Dans les conditions définies par décret en Conseil d’État, un arrêté conjoint des ministres de l’intérieur et de la justice détermine les communes et établissements publics de coopération intercommunale à fiscalité propre autorisés à mettre en œuvre l’expérimentation au regard de l’organisation de la coopération locale entre les services de police municipale, les forces de sécurité de l’État et le procureur de la République et de l’évaluation de la convention de coordination des interventions de la police municipale et des forces de sécurité de l’État prévue à l’article L. 512-4 du code de la sécurité intérieure.

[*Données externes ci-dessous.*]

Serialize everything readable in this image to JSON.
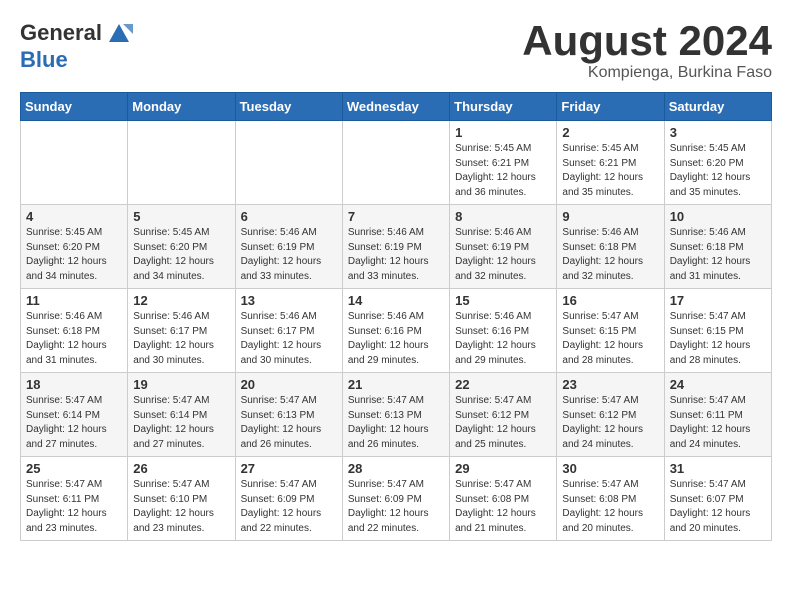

Un décret détermine les obligations de formation complémentaire s’imposant aux agents de police municipale et aux gardes champêtres exerçant les compétences de police judiciaire mentionnées aux II à VI du présent article pendant la première année de mise en œuvre de l’expérimentation.

Au plus tard neuf mois avant le terme de l’expérimentation, les communes et établissements publics concernés remettent au Gouvernement un rapport d’évaluation. Le Gouvernement remet au Parlement un rapport d’évaluation générale de la mise en œuvre de l’expérimentation, auquel sont annexés les rapports d’évaluation communaux et intercommunaux, au plus tard six mois avant son terme. Un décret fixe les critères d’évaluation de l’expérimentation communs à toutes les communes et établissements publics concernés aux fins de la remise d’un rapport au Gouvernement.

À la moitié de la durée fixée pour l’expérimentation, le Gouvernement transmet au Parlement un rapport présentant les communes et établissements publics participant à l’expérimentation ainsi qu’une évaluation intermédiaire de l’expérimentation. Les observations des collectivités territoriales et établissements publics participant à l’expérimentation sont annexées au rapport.

II. – Par dérogation au second alinéa de l’article 21-2 du code de procédure pénale, les agents de police municipale et les gardes champêtres adressent sans délai leurs rapports et procès-verbaux simultanément au maire et, par l’intermédiaire des directeurs de police municipale ou des chefs de service de police municipale dûment habilités, au procureur de la République.

Une copie de ces documents est adressée sans délai aux officiers de police judiciaire de la police nationale ou de la gendarmerie nationale territorialement compétents.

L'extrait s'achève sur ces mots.